Let’s try a more detailed 3X leverage example. I’ll assume a position where you bet the underlying will go up to keep the math simple, but it works the same way in a bearish instrument.

Say you bet right. The underlying goes up 0.58% — but it does this by first going down 6% and then going up 7%.

Unleveraged $100 -> $100 * .94 * 1.07 -> $100.58 - up 58 cents

So an unleverage position is up 0.58% — as expected.

But a leveraged position goes down 3X that and then up 3X that, so down by 18% and then up by 21%.

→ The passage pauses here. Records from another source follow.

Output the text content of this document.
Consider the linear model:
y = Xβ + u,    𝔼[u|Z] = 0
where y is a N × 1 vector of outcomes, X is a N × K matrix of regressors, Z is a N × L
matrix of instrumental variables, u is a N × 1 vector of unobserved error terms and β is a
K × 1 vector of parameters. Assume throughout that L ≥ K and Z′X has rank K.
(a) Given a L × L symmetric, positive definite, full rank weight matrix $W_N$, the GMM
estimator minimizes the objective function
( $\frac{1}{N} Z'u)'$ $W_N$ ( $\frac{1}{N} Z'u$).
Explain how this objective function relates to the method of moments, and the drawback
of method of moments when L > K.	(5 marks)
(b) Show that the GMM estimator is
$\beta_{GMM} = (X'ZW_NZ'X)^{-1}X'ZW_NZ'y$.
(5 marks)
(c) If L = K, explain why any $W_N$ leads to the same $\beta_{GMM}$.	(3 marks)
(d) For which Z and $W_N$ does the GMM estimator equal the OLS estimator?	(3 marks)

Leveraged $100 -> $100 * .82 * 1.21 -> $99.22 - down 78 cents

So here, a person who held a 1X bull ETF would make money because they got it right — the underlying is up. But a person who held a 3X bull ETF would lose money. Their unmaintained position lost leverage and they didn’t rebalance to restore the leverage. Oops.

So if you’re thinking, “a leveraged fund usually does what an unleveraged fund does, only more so”, you are wrong with respect to positions that are not actively maintained. They give you the tools to do that, but only if you rebalance properly.

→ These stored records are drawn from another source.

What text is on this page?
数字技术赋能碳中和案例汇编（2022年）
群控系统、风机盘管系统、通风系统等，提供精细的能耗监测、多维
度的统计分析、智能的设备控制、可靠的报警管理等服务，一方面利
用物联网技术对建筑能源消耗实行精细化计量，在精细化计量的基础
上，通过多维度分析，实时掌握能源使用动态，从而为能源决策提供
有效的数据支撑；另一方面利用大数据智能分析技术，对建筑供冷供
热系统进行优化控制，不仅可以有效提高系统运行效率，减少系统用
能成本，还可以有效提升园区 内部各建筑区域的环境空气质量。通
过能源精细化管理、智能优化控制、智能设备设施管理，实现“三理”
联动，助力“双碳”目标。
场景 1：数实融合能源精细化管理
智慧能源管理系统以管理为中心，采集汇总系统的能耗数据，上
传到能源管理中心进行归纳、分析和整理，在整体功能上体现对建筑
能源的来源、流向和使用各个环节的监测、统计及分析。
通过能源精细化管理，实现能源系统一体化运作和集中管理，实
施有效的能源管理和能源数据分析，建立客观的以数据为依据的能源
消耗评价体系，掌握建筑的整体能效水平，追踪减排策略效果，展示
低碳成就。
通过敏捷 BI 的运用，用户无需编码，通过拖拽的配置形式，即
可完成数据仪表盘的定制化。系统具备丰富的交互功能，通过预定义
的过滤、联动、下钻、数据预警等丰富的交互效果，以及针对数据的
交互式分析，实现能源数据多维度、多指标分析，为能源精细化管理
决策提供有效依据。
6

Here’s what actively managing the position could look like:

We have $100 in a 3X leverage fund.

The underlying goes down 6% so we go down 18%. We now have $82 invested.

We rebalance by adding $18 to our position to restore our leverage at the $100 we wanted. (This is really a bit too much.)

Now the underlying goes up 7% so we go up 21%. Our position is now at $121.

We put in $100 and then $18 and are at $121, so we are up $3. We now actually have too much leverage and have to pull some money out at our next rebalance or a drop may cause us to lose more than we should.

Do you see how active management is needed to maintain the appropriate leverage in a leveraged position?

You can use this fund to obtain a long-term leverage position. It is the right tool for the job. But you would have to understand how to rebalance your position properly every day or you will increasingly diverge from the performance you expect in random and unpredictable ways.

As the warnings state, you must understand how leverage and rebalancing works to hold those kinds of positions over multiple days, adjusting them as needed to have the desired amount of leverage. Not doing so is betting on the precise path the index takes to go up or down, not its direction.